Après l’exceptionnelle pluviométrie et les abondantes chutes de neige de ces dernières semaines, tous les cours d’eau de la région de M’Chedallah sont en crue.
Un phénomène naturel qui durera jusqu’a la mi-juin, soit jusqu’à la fin du processus des fontes de neige. Ces ruisseaux et rivières prennent naissance au sommet de la chaine montagneuse du Djurdjura en drainant sur leur passage le surplus de l’eau non absorbé par la terre, avec un point de chute commun qui est Assif Sahel pour se mélanger aux eaux usées et finir la course en se jetant à la mer sur les côtes de Béjaïa.
Ces milliards de mètres cubes d’eau pure et limpide parcourent pour la totalité des cours d’eau sur plus de 30 km. Il s’agit, entre autres, des cours d’eau d’Assif Assemadh qui prend naissance à proximité du col de Tizi N’Kouilal, Assif Rana qui démarre à proximité du village Ath Oualvane, Assif Levaal et Assif Iwakuren qui descendent en parallèle à partir d’Izirouel pour faire jonction avec celui de Taghurfets Iroumyen avant d’atteindre Assif Sahel à Aharrach.
En amont, ces immenses quantités d’eau provenant des montagnes ne sont mélangées avec aucune impureté et ce n’est qu’arrivées à Oued Sahel qu’ils rentrent en contact avec les eaux usées. Ces quatre cours d’eau traversent la commune de Saharidj.
À l’Est de la daïra, on y retrouve Assif Aghvalou qui prend naissance à proximité du col de Tirourda pour prendre le nom d’Assif Tiksiridene dans la commune de Chorfa, avant d’atteindre Assif Sahel, cela pour ne citer que les principaux cours d’eau de la région qui ne tarissent que durant les trois mois de l’automne, soit entre août et octobre, et ce du fait de drainer sur leur passage tous les débits des ruisseaux et ravins de moindre importance et l’eau provenant des centaines de sources vives dont la plupart ne tarissent jamais. La totalité de ces cours d’eau traversent des zones montagneuses et forestières non habitées, donc en absence totale de facteurs polluants.

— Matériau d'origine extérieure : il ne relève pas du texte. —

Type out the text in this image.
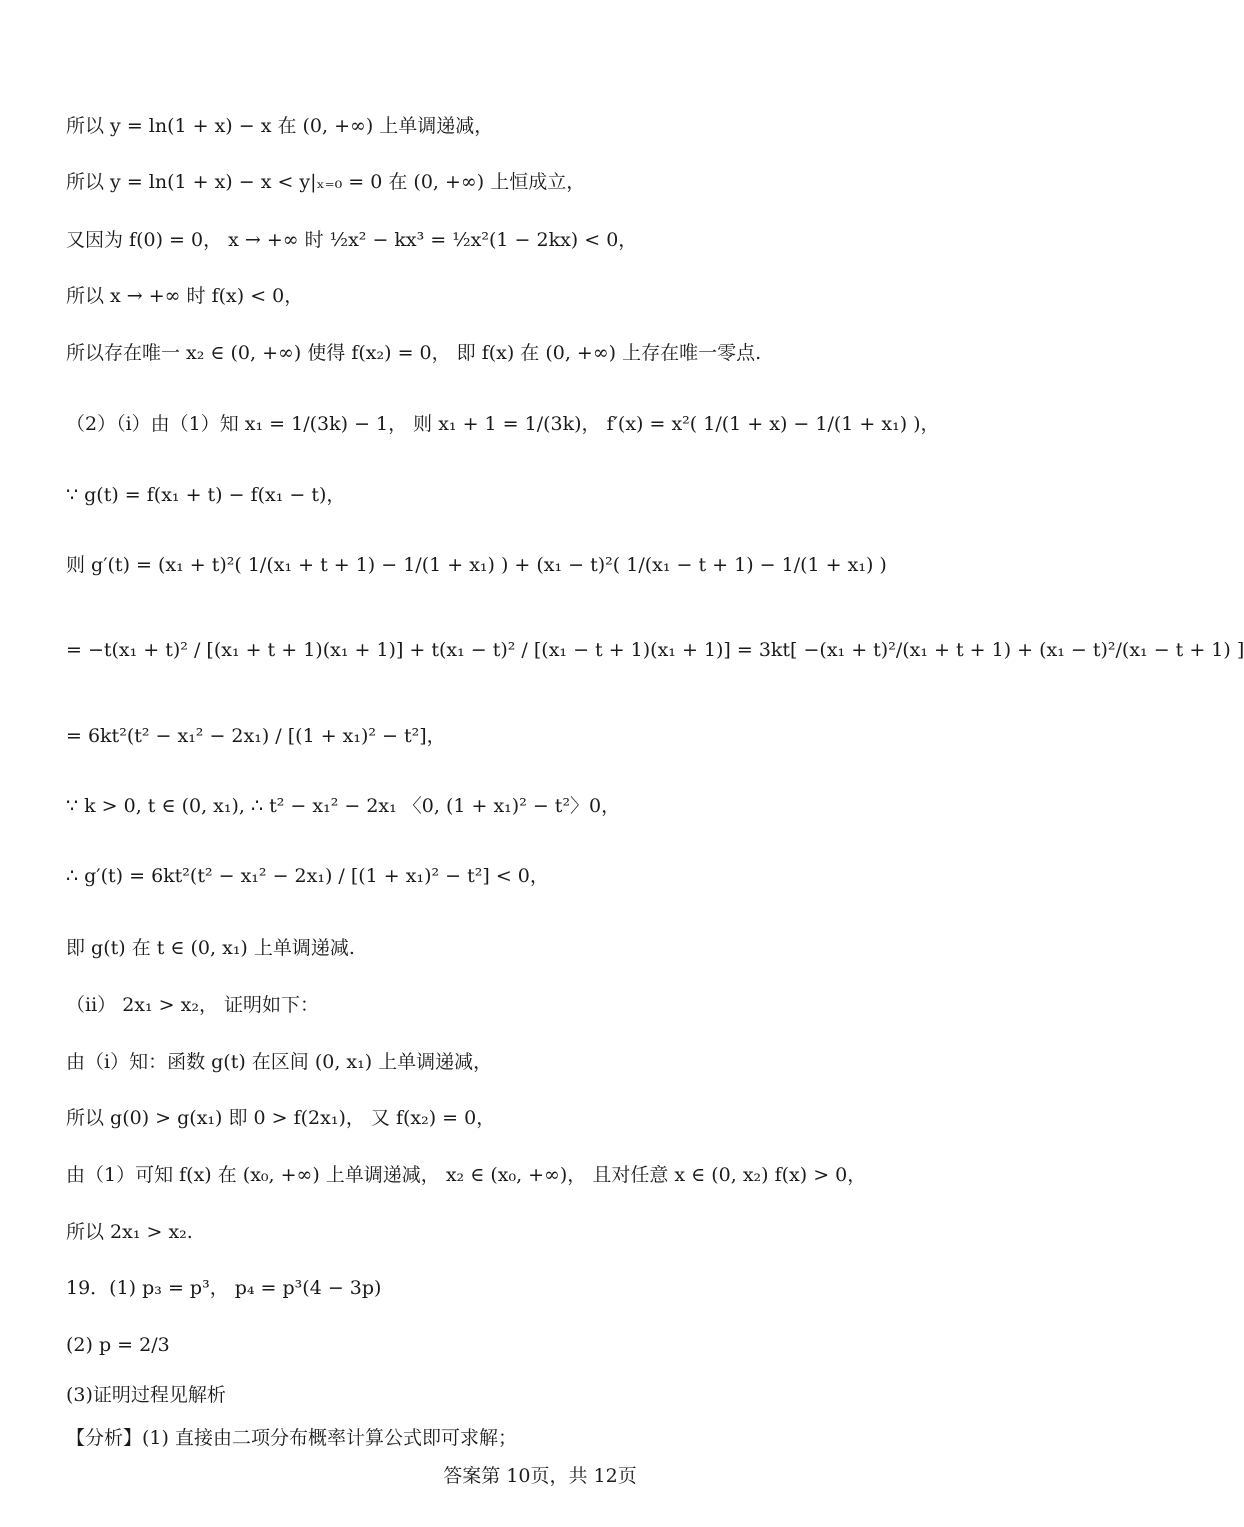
所以 y = ln(1 + x) − x 在 (0, +∞) 上单调递减，
所以 y = ln(1 + x) − x < y|ₓ₌₀ = 0 在 (0, +∞) 上恒成立，
又因为 f(0) = 0， x → +∞ 时 ½x² − kx³ = ½x²(1 − 2kx) < 0，
所以 x → +∞ 时 f(x) < 0，
所以存在唯一 x₂ ∈ (0, +∞) 使得 f(x₂) = 0， 即 f(x) 在 (0, +∞) 上存在唯一零点.
（2）（i）由（1）知 x₁ = 1/(3k) − 1， 则 x₁ + 1 = 1/(3k)， f′(x) = x²( 1/(1 + x) − 1/(1 + x₁) )，
∵ g(t) = f(x₁ + t) − f(x₁ − t)，
则 g′(t) = (x₁ + t)²( 1/(x₁ + t + 1) − 1/(1 + x₁) ) + (x₁ − t)²( 1/(x₁ − t + 1) − 1/(1 + x₁) )
= −t(x₁ + t)² / [(x₁ + t + 1)(x₁ + 1)] + t(x₁ − t)² / [(x₁ − t + 1)(x₁ + 1)] = 3kt[ −(x₁ + t)²/(x₁ + t + 1) + (x₁ − t)²/(x₁ − t + 1) ]
= 6kt²(t² − x₁² − 2x₁) / [(1 + x₁)² − t²]，
∵ k > 0, t ∈ (0, x₁), ∴ t² − x₁² − 2x₁ 〈0, (1 + x₁)² − t²〉0，
∴ g′(t) = 6kt²(t² − x₁² − 2x₁) / [(1 + x₁)² − t²] < 0，
即 g(t) 在 t ∈ (0, x₁) 上单调递减.
（ii） 2x₁ > x₂， 证明如下：
由（i）知：函数 g(t) 在区间 (0, x₁) 上单调递减，
所以 g(0) > g(x₁) 即 0 > f(2x₁)， 又 f(x₂) = 0，
由（1）可知 f(x) 在 (x₀, +∞) 上单调递减， x₂ ∈ (x₀, +∞)， 且对任意 x ∈ (0, x₂) f(x) > 0，
所以 2x₁ > x₂.
19．(1) p₃ = p³， p₄ = p³(4 − 3p)
(2) p = 2/3
(3)证明过程见解析
【分析】(1) 直接由二项分布概率计算公式即可求解；
答案第 10页，共 12页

Des cuvettes naturelles filtrent en emmagasinant l’eau des montagnes
Sur leur passage, la nature a façonné en plusieurs endroits d’importantes cuvettes qui sont d’authentiques retenues collinaires qui peuvent chacune emmagasiner des millions de m3 d’eau pure prête à la consommation à l’état naturel sans aucun traitement. Nous pouvons citer à titre d’exemple la cuvette de Lainser Averkane à proximité d’Illiten et celle de Taghourfets Iroumyen où se rencontrent les deux cours d’eau Assif Levaal et Assif Iwakuren.
Ces deux immenses cuvettes façonnées naturellement et auxquelles ne manquait que des digues du côté inférieur sont surplombées des deux côtés par de hautes collines qui dépassent les 1 200 mètres d’altitude. Elles ont fait toutes les deux objets d’une étude par des équipes d’hydrauliciens tchèques dans les années 1980. Et leurs dossiers croupissent depuis dans les terroirs et classés sans suite. À Aghbalou, les citoyens ont tenté en 2016 d’aménager la cuvette naturelle d’Assif Aghvalou en faisant recours à des engins de travaux publics.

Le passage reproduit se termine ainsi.